In this patient cohort, SRA of the humerus was associated with a satisfactory UCLA score in 75% of our patients, a satisfaction rate of 94%, and a revision rate of only 2%. In addition, the average SSV score was 92%, with 94% of patients able to return to sports or manual labor following surgery. We conclude that these patients are good candidates for surface replacement arthroplasty of the humerus. Young, active patients benefit from the potential advantages of this procedure and are able to enjoy an active lifestyle without fear of disrupting their prosthesis at midterm follow-up.
Our main concern in initiating this treatment protocol and allowing high level activity was that it would lead to early joint failure and revision. All patients were extensively counseled that we were just “buying active time” with this surgery and future surgery would be needed. However, at midterm follow-up, only 1 patient had undergone revision surgery, and none of the other patients wished to be converted to a TSA. Most of the patients were able to participate in very high level activity with this procedure.
It was our thought that the surface replacement more accurately reproduced the patient’s unique humeral orientation and would limit the amount of glenoid wear despite a high level of activity. A recent study by Hammond et al16 supports this concept in vitro, but we did not have the benefit of this excellent paper at the time of the study. Another factor in the lack of glenoid wear is no doubt the elimination of those patients with asymmetrical glenoid wear patterns. During the time of this study, patients younger than 60 years were managed by arthroscopic reaming and resurfacing of asymmetrical glenoid wear without humeral head replacement. Removing these patients no doubt contributed to the success of the present group.

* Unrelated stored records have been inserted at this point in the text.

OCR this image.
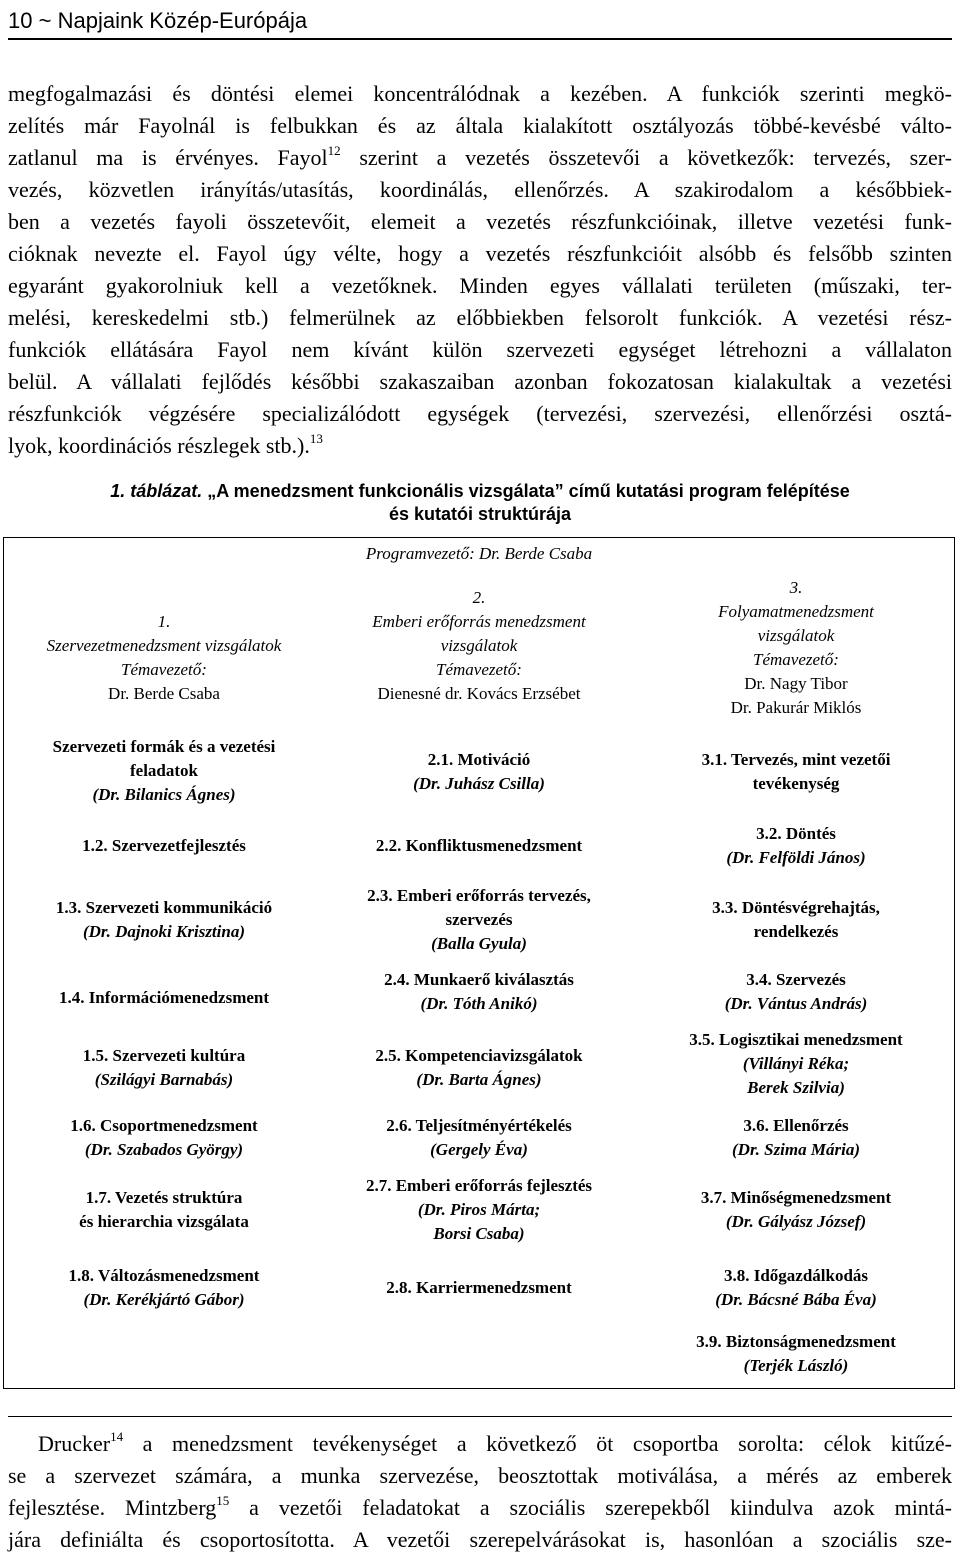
10 ~ Napjaink Közép-Európája
megfogalmazási és döntési elemei koncentrálódnak a kezében. A funkciók szerinti megkö-
zelítés már Fayolnál is felbukkan és az általa kialakított osztályozás többé-kevésbé válto-
zatlanul ma is érvényes. Fayol$^{12}$ szerint a vezetés összetevői a következők: tervezés, szer-
vezés, közvetlen irányítás/utasítás, koordinálás, ellenőrzés. A szakirodalom a későbbiek-
ben a vezetés fayoli összetevőit, elemeit a vezetés részfunkcióinak, illetve vezetési funk-
cióknak nevezte el. Fayol úgy vélte, hogy a vezetés részfunkcióit alsóbb és felsőbb szinten
egyaránt gyakorolniuk kell a vezetőknek. Minden egyes vállalati területen (műszaki, ter-
melési, kereskedelmi stb.) felmerülnek az előbbiekben felsorolt funkciók. A vezetési rész-
funkciók ellátására Fayol nem kívánt külön szervezeti egységet létrehozni a vállalaton
belül. A vállalati fejlődés későbbi szakaszaiban azonban fokozatosan kialakultak a vezetési
részfunkciók végzésére specializálódott egységek (tervezési, szervezési, ellenőrzési osztá-
lyok, koordinációs részlegek stb.).$^{13}$
1. táblázat. „A menedzsment funkcionális vizsgálata” című kutatási program felépítése
és kutatói struktúrája
Programvezető: Dr. Berde Csaba
1.
Szervezetmenedzsment vizsgálatok
Témavezető:
Dr. Berde Csaba
2.
Emberi erőforrás menedzsment
vizsgálatok
Témavezető:
Dienesné dr. Kovács Erzsébet
3.
Folyamatmenedzsment
vizsgálatok
Témavezető:
Dr. Nagy Tibor
Dr. Pakurár Miklós
Szervezeti formák és a vezetési
feladatok
(Dr. Bilanics Ágnes)
2.1. Motiváció
(Dr. Juhász Csilla)
3.1. Tervezés, mint vezetői
tevékenység
1.2. Szervezetfejlesztés	2.2. Konfliktusmenedzsment
3.2. Döntés
(Dr. Felföldi János)
1.3. Szervezeti kommunikáció
(Dr. Dajnoki Krisztina)
2.3. Emberi erőforrás tervezés,
szervezés
(Balla Gyula)
3.3. Döntésvégrehajtás,
rendelkezés
1.4. Információmenedzsment
2.4. Munkaerő kiválasztás
(Dr. Tóth Anikó)
3.4. Szervezés
(Dr. Vántus András)
1.5. Szervezeti kultúra
(Szilágyi Barnabás)
2.5. Kompetenciavizsgálatok
(Dr. Barta Ágnes)
3.5. Logisztikai menedzsment
(Villányi Réka;
Berek Szilvia)
1.6. Csoportmenedzsment
(Dr. Szabados György)
2.6. Teljesítményértékelés
(Gergely Éva)
3.6. Ellenőrzés
(Dr. Szima Mária)
1.7. Vezetés struktúra
és hierarchia vizsgálata
2.7. Emberi erőforrás fejlesztés
(Dr. Piros Márta;
Borsi Csaba)
3.7. Minőségmenedzsment
(Dr. Gályász József)
1.8. Változásmenedzsment
(Dr. Kerékjártó Gábor)
2.8. Karriermenedzsment
3.8. Időgazdálkodás
(Dr. Bácsné Bába Éva)
3.9. Biztonságmenedzsment
(Terjék László)
Drucker$^{14}$ a menedzsment tevékenységet a következő öt csoportba sorolta: célok kitűzé-
se a szervezet számára, a munka szervezése, beosztottak motiválása, a mérés az emberek
fejlesztése. Mintzberg$^{15}$ a vezetői feladatokat a szociális szerepekből kiindulva azok mintá-
jára definiálta és csoportosította. A vezetői szerepelvárásokat is, hasonlóan a szociális sze-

A weakness of the study is its retrospective nature and the failure to preoperatively collect the subjective shoulder value score.
Conclusion
Surface replacement arthroplasty of the humerus provides satisfactory results in active patients younger than 60 years, with a low revision rate. Ninety-four percent of the patients in this study were able to resume normal activities at this midterm follow-up. The rate of glenoid erosion was quite low at 2%.
Footnotes
One or more of the authors has declared the following potential conflict of interest or source of funding: F.H.S. is on the speakers bureau of DePuy and Smith & Nephew; receives research funding from DePuy and Smith & Nephew; is a consultant for DePuy, Smith & Nephew, and Exactech; and is a Past President and board member of the Arthroscopy Association of North America. N.D.I. is a consultant for Smith & Nephew. L.D.F. is on the speakers bureau of Smith & Nephew; is a consultant for DePuy and Smith & Nephew; receives research funding from Arthrex, DePuy, Smith & Nephew, Churchill Livingstone, Saunders/Mosby-Elsevier; Thieme, and Wolters Kluwer Health–Lippincott Williams & Wilkins; and is on the boards of the Journal of Shoulder and Elbow Surgery, Techniques in Shoulder and Elbow Surgery, AAOS, AOSSM, ASES, and AANA. E.R.H. is a consultant for DePuy and receives research funding from Arthrex, DePuy, and Smith & Nephew. M.J.O. receives research funding from DePuy and Smith & Nephew.